Using a long-duration shutter speed allows photographers to capture stationary objects in an image while blurring moving objects. This photography technique is incredibly useful when it comes to capturing time lapses, or trails of light. This photograph, of car light trails at night, is a wonderful example of how long-exposure photography can be used to add color and vibrancy to an image.

6. Use Your Camera or Phone to Achieve a Shallow Depth of Field

close-up photo of a cactus with shallow depth of field that provides a soft halo effect around the edges of the cactus.

Shallow depth of field is achieved when photographers use a low f-stop while capturing their subject. A low f-number, such as f/1.4  or f/5.6, allows more light into the camera and makes the plane of focus very shallow. Depending on your subject and plane of focus, you can blur the foreground of an image. Likewise, you can also use shallow depth of field to blur the background of an image like this shot of a cactus. On your phone, this technique is commonly referred to as ‘portrait mode’. Whether you use a traditional camera or a smartphone, shallow depth of field is a good way to capture a stunning shot, no matter your subject.

7. Grab the Right Gear and Go Underwater

a whale shark and fish underwater.

Dive into a different world with underwater image-making – a photography technique that requires a bit of courage! Ready to ride the waves and get some awesome shots in the process?
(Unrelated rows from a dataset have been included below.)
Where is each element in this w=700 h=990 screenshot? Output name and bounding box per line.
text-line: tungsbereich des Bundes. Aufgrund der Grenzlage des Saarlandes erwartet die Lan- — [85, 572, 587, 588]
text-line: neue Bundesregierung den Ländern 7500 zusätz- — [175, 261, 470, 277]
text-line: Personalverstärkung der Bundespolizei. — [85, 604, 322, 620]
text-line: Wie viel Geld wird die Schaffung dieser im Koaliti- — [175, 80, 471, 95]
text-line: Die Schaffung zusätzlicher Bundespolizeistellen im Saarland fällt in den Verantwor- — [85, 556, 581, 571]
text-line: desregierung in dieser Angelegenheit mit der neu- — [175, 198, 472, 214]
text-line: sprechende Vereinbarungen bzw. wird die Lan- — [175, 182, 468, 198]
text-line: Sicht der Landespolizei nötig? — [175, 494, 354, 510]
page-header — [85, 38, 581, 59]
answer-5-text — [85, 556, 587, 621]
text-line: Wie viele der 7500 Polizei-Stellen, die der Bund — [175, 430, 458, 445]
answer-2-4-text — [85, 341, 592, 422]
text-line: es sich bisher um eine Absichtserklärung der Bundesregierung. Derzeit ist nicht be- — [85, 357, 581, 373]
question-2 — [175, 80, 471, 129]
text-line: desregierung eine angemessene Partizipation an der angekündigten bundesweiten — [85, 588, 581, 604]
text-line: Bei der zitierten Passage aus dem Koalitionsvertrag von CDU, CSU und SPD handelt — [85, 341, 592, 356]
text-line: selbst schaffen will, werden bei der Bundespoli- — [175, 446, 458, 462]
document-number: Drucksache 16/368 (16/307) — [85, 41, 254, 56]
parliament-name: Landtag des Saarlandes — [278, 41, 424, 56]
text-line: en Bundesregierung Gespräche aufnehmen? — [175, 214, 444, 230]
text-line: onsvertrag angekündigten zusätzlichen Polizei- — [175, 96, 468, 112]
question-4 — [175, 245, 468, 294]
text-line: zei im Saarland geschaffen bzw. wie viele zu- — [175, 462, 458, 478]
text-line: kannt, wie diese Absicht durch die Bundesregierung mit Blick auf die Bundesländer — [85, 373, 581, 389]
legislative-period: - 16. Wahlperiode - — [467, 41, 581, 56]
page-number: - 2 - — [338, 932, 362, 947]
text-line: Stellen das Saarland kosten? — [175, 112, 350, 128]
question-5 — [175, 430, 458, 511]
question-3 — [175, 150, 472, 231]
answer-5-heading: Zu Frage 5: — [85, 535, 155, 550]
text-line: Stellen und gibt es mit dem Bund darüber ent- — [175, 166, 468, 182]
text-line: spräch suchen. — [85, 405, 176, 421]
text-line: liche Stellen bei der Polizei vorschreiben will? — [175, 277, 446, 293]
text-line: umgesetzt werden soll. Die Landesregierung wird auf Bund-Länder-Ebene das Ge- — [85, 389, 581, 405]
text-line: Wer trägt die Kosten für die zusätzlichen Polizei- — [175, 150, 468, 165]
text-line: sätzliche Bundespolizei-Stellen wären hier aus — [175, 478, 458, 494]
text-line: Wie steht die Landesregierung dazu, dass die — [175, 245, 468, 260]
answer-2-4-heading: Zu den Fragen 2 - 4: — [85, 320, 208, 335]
Snag a waterproof camera, diving equipment, and underwater lights, to get started on your journey to the sea floor. Underwater photography allows you to capture sea life up close and personal, like this shot of whale shark and fish underwater. If this photo technique sounds intimidating, remember that underwater photography can be achieved while swimming or by using a remotely-operated camera rig.

8. Get the Whole View with Panoramic Photography

panorama of sunset over Botswana, near Ghanzi, Africa.

Take it all in with panoramas. This photographic technique is about capturing elongated fields of view; stitching together a series of images to create a single photo. But, how does one take a panoramic photo? Creators can use their smartphones’ software or specialized camera equipment to achieve a panorama in one shot. Alternatively, creatives can take multiple images and stitch them together manually in image editing software such as Photoshop.  This shot, of the sunset over a landscape in Botswana, is a wonderful example of how a panorama can help you capture the feeling of a place.